In her Sept. 17 complaint, Greeley says some of the letters sent to her parents by Humphreys state that their case was part of this West Virginia litigation.

But, she alleges that is a lie.

“In August 2014, my father learned that the representations about his case were untrue,” she wrote. “That is, his case was never filed. He was never names as a plaintiff in the above-described lawsuit and, in fact, there had been court rulings that the statute of limitations had run and that his case of damage to property in Virginia could never have been properly filed in West Virginia.

“From information obtained from by parents’ lawyer, it is my belief that Mr. Humphreys knew the statute of limitations had run on my parents’ case, that he intentionally constructed a scheme to obscure this fact, and that he had directed his staff, including lawyers, to ‘cover-up’ this fact.”

She also notes that when Charleston attorney Rod Jackson, who is representing the Hornes in their complaint against Humphreys, asked for the files from Humphreys regarding the Hornes, “he was not given the entire file.”

“The activities of the defendants and their agents … were a sham and constituted an improper, futile and fraudulent maneuver to give the impression that they were pursuing claims of the plaintiffs in some manner, when in fact they were not,” the Hornes’ Kanawha County complaint states. “There was no reasonable, rational basis or substance to their actions.”

The claims of Horne and other Tazewell County residents were dismissed in West Virginia in April 2006.

The Hornes also say the defendants failed to keep them informed about their case and “fraudulently misrepresented” that the claims were being pursued.

“Such conduct … involved a continuing fraudulent scheme to mislead and lie to the plaintiffs, and included not only responding to plaintiffs’ inquiries addressed to the defendants through their agents, but also seeking out and personally visiting the plaintiffs purportedly to assure them that their claims were being handled properly and that there ultimately would be some recovery for them when in fact that was blatantly false.”

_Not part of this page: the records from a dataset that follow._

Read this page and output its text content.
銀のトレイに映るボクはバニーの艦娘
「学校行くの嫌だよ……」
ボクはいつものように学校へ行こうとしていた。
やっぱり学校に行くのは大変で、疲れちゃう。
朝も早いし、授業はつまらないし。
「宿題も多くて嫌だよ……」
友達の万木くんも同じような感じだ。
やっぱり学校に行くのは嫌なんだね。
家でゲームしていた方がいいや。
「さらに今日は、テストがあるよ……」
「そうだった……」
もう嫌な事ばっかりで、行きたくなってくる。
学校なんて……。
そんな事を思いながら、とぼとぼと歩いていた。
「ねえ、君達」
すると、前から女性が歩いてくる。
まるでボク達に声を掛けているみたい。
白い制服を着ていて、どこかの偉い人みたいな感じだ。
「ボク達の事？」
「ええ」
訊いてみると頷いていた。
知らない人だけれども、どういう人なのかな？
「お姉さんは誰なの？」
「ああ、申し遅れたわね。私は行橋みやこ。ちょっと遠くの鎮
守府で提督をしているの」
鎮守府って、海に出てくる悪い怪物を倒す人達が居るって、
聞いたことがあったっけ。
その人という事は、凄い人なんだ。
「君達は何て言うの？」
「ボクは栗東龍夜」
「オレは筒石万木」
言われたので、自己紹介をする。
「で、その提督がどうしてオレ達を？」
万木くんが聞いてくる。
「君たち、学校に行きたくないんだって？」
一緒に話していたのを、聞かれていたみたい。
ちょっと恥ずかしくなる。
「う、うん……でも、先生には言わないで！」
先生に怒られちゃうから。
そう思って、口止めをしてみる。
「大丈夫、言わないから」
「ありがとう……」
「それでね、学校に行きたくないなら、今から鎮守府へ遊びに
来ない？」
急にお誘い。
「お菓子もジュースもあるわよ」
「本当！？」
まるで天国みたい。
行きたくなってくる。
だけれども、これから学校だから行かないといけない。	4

The Hornes say they only recently learned on Aug. 6 that Humphreys and his firm hadn’t pursued any claims and that they had misled them.

Jackson, the attorney representing the Hornes, called Humphreys actions “egregious.”

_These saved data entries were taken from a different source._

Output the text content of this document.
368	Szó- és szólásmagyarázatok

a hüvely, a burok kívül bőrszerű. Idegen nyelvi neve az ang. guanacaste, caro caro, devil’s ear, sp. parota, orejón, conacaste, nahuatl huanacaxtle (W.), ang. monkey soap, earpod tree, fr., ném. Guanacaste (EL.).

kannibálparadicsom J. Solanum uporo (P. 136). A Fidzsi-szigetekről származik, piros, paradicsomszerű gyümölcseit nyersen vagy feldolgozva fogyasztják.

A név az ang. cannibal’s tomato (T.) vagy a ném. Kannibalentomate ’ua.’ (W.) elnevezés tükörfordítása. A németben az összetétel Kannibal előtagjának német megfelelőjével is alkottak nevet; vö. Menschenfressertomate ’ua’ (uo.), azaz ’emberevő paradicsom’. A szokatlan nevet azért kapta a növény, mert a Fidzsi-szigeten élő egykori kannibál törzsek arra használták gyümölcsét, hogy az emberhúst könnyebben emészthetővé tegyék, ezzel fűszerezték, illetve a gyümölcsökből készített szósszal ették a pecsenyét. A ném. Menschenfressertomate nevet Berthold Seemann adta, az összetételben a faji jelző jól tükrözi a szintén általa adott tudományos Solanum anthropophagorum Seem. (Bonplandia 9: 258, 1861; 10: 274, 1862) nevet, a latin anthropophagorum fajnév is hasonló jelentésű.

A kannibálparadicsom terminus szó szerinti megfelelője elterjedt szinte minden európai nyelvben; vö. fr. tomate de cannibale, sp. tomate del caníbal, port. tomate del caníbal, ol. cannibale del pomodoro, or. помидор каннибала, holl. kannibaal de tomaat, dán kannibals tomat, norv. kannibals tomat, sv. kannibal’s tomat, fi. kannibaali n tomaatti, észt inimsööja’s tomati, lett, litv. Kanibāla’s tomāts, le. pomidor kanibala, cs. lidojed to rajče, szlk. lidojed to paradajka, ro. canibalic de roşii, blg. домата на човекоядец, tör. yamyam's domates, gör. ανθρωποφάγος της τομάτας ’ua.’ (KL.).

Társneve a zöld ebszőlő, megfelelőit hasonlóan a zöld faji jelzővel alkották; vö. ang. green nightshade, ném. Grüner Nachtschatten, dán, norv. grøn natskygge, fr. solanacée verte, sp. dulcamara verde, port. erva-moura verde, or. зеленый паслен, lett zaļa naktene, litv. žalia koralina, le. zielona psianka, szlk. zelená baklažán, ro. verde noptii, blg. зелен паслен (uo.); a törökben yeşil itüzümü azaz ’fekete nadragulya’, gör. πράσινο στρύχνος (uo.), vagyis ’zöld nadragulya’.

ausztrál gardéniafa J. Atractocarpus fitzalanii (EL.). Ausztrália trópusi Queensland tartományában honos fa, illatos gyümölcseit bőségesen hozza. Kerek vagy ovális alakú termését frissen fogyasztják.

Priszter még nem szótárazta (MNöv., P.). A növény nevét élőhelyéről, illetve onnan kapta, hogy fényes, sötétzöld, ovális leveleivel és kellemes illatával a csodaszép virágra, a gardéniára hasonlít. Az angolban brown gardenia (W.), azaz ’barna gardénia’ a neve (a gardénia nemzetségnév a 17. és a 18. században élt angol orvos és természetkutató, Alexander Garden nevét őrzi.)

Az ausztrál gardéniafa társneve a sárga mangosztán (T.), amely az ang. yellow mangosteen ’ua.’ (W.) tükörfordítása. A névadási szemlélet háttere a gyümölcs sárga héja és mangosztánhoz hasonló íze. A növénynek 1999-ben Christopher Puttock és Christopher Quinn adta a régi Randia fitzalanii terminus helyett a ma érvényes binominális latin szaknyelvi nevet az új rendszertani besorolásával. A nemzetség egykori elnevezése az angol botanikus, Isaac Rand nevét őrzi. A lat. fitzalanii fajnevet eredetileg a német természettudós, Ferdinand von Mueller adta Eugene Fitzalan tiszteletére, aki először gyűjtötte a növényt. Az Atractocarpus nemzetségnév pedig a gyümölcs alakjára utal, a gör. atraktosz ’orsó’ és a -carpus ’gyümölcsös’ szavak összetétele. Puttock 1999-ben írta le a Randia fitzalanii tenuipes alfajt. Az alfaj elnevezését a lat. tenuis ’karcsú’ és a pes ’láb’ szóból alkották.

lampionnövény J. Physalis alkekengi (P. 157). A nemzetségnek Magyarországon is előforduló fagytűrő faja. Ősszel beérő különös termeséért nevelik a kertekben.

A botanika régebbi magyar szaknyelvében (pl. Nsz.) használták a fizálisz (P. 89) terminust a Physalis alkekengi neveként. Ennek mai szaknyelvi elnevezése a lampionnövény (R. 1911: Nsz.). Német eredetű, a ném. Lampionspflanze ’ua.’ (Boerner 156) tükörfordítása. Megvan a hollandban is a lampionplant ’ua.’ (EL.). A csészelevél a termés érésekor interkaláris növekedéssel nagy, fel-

“I’m ashamed to be a lawyer when there’s somebody acting like this,” Jackson said when the complaint originally was filed. “We can back these allegations up. I don’t file complaints that I don’t think are warranted. I’m 67 years old. I’m too old for that.”

The Hornes say they have suffered damages “in a myriad of ways,” including inability to recover the property and related damages and losses, humiliation of “being treated disrespectfully and in an unethical and improper manner” and the outrage of being purposefully lied to by the defendants and treated as “insignificant individuals who did not deserve even a modicum of honesty and fair dealing.”

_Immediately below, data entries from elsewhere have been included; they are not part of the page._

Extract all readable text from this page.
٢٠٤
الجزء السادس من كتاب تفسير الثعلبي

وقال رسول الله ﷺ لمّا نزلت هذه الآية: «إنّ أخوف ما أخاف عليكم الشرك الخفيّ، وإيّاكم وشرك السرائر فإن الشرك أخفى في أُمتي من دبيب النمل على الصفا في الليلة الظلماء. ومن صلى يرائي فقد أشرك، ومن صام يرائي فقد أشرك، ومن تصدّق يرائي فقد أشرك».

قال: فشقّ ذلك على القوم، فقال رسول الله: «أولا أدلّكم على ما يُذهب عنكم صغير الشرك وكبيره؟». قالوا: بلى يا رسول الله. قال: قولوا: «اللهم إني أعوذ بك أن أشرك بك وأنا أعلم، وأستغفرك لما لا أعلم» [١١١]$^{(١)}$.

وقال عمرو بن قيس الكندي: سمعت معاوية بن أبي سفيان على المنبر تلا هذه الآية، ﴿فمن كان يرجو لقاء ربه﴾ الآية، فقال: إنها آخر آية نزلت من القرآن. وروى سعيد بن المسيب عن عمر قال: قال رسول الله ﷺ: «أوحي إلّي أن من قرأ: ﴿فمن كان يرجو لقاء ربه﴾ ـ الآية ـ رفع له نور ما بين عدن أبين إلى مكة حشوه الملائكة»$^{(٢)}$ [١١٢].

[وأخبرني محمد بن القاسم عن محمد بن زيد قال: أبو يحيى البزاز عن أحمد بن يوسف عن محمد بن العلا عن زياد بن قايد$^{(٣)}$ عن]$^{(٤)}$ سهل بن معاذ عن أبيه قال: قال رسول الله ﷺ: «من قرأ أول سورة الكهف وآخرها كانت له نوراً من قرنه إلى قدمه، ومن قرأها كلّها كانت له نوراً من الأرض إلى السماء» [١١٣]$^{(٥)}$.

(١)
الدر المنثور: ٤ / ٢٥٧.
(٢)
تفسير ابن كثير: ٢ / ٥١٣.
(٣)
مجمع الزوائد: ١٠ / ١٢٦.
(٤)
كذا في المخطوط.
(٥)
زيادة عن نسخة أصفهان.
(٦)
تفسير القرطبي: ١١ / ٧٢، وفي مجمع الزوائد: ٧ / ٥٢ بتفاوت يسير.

In addition to the destruction and diminution of their property, Ira Horne also cites the inability to use woodworking equipment irreparably damaged in the flood to earn income from cabinetmaking.

The Hornes allege negligence, breach of fiduciary duty, fraud, misrepresentation, unjust enrichment, restitution and disgorgement of profits. They seek compensatory damages and punitive damages for the defendants’ “intentional, purposeful, reckless, fraudulent and reprehensible” gross misconduct as well as attorney fees and court costs.

The Hornes’ case has been assigned to Webster Circuit Judge Jack Alsop after all seven Kanawha circuit judges recused themselves. Alsop has a status/scheduling hearing set for Dec. 12 at the Webster County Courthouse.

Humphreys, a prominent asbestos plaintiffs attorney, is a former member of the West Virginia House of Delegates and state Senate. He also ran for the U.S. House of Representatives in 2000 and 2002, losing to Shelley Moore Capito both times.